Alicia Gallo, jefa de la Oficina de Desarrollo Profesional de la Universidad Antonio Ruiz de Montoya (UARM), señaló que el mayor desafío para los jóvenes es demostrar que pueden generar valor en las organizaciones. “Construir un perfil sólido va más allá de la formación académica; requiere experiencias reales, habilidades blandas y, sobre todo, competencias digitales”, destacó.
La especialista compartió cinco recomendaciones para potenciar la empleabilidad desde la etapa universitaria:
Construye experiencia temprana. Participa en prácticas, pasantías o emprendimientos que te acerquen a la dinámica laboral y fortalezcan tu CV.
Involúcrate en voluntariados o proyectos sociales. Estas actividades refuerzan liderazgo, trabajo en equipo y responsabilidad social.
Apuesta por la formación continua. Cursos y especializaciones permiten adaptarse a un mercado cambiante.
Desarrolla habilidades digitales. Dominar Excel, Power BI, marketing digital o programación es hoy un diferenciador clave.
Cuida tu presencia digital.
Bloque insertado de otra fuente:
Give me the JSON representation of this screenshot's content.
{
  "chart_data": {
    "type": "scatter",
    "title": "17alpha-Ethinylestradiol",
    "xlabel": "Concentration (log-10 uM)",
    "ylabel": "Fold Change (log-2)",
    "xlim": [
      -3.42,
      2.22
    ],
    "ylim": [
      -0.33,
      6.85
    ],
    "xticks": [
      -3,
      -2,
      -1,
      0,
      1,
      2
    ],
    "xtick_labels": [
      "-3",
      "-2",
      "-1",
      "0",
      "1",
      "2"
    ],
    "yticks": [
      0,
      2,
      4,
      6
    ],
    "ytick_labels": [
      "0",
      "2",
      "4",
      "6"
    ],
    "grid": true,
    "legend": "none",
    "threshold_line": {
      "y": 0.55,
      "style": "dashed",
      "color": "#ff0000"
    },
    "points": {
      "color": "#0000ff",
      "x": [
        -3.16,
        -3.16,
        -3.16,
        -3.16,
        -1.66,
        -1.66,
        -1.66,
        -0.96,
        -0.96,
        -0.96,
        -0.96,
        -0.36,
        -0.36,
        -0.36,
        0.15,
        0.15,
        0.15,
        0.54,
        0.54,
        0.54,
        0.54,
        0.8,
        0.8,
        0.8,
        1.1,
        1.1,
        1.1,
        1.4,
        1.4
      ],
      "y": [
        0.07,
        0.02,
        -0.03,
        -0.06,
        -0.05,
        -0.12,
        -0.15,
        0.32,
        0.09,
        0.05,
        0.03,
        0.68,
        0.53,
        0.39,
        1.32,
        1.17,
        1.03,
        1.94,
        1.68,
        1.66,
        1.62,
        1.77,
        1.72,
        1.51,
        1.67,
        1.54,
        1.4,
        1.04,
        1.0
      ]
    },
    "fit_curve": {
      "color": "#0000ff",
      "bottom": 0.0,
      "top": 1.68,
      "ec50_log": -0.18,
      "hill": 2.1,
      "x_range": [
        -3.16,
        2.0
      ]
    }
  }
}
Un perfil actualizado en LinkedIn y una huella digital profesional aumentan la visibilidad ante reclutadores.
Desde UARM, se impulsa un enfoque de formación con propósito y programas de empleabilidad para que los estudiantes desarrollen competencias que les permitan acceder a oportunidades laborales de calidad. “El empleo es un proyecto de vida y una herramienta de desarrollo personal y social”, concluyó Gallo.